Raids in Germany on G8 terror fear

Reuters Thursday, 10 May 2007

BERLIN: German authorities have launched raids in six northern German states over concerns left-wing radicals were planning attacks to disrupt a G8 summit in the Baltic resort of Heiligendamm next month, prosecutors said.

The federal prosecutor’s office said in a statement that some 900 security officials were involved in searches of 40 sites in Berlin, Brandenburg, Hamburg, Bremen, Schleswig-Holstein and Lower Saxony.

“We suspect those targeted, who belong to the militant extreme-left scene, of founding a terrorist organisation or being members of such an organisation, that is planning arson attacks and other actions to severely disrupt or prevent the early-summer G8 summit in Heiligendamm from taking place,” the office said.

The statement said German security officials suspected the group of being behind nine minor attacks in the Hamburg area and three in the Berlin region over the past two years.

The list of attacks included a well-publicised incident last December when a car in front of the home of deputy finance minister Thomas Mirow was set on fire and his house’s windows and walls splattered with paint.
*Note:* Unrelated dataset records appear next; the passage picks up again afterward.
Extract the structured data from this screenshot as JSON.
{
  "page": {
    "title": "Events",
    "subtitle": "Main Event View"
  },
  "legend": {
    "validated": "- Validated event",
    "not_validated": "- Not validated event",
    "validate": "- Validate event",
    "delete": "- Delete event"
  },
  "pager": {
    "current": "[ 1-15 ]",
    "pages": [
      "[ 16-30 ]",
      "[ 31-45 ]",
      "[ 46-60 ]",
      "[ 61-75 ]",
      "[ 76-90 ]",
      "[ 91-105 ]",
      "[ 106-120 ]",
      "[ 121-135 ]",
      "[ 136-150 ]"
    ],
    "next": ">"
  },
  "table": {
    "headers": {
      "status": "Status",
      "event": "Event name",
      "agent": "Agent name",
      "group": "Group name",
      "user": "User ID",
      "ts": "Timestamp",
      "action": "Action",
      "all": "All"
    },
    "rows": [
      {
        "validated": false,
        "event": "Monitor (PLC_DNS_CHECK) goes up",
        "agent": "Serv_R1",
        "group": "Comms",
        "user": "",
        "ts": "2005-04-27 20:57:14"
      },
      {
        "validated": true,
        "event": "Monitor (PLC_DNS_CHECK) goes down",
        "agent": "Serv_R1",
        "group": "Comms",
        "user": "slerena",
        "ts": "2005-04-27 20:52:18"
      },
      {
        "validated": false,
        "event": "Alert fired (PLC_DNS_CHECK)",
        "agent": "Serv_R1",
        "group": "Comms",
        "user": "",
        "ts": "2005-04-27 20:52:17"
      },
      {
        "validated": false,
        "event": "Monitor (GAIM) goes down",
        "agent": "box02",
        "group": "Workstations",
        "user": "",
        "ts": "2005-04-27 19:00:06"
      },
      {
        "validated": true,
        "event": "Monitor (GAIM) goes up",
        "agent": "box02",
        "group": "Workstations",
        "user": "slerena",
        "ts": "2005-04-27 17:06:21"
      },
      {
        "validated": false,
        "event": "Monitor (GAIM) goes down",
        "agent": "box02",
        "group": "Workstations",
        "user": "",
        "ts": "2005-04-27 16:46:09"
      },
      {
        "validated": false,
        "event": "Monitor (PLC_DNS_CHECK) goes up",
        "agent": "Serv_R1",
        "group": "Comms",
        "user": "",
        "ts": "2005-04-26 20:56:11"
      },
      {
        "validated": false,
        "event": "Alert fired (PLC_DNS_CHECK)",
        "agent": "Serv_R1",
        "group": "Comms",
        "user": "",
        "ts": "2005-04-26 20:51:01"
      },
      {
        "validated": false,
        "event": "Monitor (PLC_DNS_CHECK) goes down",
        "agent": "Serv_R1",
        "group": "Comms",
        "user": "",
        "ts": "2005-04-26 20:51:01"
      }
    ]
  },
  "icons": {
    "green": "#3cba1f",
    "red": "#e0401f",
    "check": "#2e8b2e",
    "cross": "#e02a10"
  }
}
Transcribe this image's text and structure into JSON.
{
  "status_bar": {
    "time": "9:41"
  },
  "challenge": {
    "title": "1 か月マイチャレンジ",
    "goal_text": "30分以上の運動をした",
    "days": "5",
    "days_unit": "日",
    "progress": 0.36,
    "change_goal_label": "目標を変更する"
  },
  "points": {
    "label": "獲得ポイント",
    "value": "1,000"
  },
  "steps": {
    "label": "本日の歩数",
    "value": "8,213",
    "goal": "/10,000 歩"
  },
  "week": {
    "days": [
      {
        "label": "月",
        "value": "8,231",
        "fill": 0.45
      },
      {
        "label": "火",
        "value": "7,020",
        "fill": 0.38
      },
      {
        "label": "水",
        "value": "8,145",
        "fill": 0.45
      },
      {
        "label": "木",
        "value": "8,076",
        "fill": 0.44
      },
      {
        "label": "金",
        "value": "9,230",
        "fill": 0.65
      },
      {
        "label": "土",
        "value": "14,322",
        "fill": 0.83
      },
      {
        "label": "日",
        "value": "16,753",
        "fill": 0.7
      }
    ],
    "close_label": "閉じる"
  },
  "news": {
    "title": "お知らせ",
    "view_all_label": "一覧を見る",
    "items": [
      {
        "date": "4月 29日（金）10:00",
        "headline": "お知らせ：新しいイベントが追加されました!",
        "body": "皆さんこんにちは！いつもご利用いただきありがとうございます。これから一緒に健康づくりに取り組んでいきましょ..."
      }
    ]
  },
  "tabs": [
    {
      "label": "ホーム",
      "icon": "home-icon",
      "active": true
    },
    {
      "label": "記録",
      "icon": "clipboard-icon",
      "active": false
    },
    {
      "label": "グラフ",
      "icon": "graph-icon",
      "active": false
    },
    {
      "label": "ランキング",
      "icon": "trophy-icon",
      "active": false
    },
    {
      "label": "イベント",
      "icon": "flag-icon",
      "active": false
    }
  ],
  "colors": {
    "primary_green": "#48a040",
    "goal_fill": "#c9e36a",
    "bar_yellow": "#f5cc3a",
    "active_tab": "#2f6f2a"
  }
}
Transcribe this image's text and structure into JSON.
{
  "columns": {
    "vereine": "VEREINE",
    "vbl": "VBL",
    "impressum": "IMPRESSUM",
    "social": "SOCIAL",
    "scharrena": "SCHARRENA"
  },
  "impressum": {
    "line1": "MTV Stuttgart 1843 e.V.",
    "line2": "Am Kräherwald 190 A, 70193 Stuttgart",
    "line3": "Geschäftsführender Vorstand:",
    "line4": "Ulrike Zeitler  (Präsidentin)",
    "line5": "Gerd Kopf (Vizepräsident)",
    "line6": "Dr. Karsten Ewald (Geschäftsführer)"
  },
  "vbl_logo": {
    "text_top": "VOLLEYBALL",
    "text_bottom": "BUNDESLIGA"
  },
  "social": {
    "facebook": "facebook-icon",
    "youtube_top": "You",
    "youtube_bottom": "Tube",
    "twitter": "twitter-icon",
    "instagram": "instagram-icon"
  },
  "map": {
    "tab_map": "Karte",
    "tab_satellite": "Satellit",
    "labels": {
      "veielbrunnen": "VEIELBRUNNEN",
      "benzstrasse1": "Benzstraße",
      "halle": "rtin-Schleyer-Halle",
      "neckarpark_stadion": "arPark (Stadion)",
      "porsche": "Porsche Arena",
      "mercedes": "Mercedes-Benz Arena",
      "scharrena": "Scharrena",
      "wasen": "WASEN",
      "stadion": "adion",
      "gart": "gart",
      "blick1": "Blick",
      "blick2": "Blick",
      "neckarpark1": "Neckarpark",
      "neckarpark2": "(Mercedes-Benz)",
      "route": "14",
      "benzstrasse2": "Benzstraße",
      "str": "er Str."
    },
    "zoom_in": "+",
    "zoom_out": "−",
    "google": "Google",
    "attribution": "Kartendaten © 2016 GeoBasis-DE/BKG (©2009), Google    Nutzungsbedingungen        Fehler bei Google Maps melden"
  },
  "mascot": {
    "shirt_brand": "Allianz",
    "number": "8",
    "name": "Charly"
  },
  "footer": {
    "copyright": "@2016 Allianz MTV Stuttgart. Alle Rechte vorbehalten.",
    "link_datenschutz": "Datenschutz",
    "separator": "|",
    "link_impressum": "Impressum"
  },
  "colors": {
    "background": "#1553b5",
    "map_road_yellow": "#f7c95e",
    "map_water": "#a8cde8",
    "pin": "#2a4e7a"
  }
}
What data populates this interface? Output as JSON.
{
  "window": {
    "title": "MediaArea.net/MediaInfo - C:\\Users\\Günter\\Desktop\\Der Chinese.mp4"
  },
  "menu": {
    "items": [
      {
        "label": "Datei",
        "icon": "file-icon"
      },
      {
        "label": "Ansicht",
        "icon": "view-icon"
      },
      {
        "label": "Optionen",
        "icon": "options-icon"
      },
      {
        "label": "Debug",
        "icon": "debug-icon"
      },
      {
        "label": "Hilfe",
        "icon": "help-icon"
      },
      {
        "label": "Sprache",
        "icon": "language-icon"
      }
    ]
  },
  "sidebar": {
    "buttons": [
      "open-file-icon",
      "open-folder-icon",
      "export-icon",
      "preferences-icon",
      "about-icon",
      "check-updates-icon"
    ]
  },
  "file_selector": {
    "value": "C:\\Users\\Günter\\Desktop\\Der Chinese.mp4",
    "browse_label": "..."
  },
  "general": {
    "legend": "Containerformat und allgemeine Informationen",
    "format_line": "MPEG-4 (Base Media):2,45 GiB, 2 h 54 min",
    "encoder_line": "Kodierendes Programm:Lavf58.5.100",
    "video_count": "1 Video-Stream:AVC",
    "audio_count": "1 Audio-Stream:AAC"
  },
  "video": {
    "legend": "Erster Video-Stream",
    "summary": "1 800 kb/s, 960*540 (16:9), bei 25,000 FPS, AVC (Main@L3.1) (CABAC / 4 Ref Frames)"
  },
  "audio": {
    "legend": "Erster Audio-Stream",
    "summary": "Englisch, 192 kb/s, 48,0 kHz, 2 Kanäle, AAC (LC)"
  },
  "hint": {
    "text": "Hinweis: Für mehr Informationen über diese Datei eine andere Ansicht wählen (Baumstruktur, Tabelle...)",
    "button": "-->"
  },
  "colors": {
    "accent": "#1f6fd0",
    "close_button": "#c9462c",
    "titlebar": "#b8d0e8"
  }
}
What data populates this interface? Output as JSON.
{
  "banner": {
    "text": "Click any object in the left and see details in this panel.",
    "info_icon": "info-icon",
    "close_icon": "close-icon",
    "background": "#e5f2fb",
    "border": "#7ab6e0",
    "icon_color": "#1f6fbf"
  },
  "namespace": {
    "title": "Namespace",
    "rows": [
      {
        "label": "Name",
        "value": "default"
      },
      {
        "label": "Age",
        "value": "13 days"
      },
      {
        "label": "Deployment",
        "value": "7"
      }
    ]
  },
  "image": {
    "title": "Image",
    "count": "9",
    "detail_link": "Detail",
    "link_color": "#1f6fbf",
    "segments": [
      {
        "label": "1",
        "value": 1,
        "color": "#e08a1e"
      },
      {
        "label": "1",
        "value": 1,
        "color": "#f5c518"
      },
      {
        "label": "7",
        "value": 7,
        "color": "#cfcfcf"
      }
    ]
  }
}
Interior Minister Wolfgang Schaeuble warned earlier this year that there was a risk of left-wing extremists launching attacks during Germany’s year-long presidency of the Group of Eight (G8) club of industrialised nations.

German Chancellor Angela Merkel will host the leaders of Britain, Canada, France, Italy, Japan, Russia and the United States at the Heiligendamm summit, which is likely to focus on climate change, global economic co-ordination and other hot foreign policy topics.
Germany has not experienced any major left-wing violence since the militant Red Army Faction (RAF), which waged a bloody two-decade long campaign of killings and kidnappings, announced in 1998 that it was disbanding.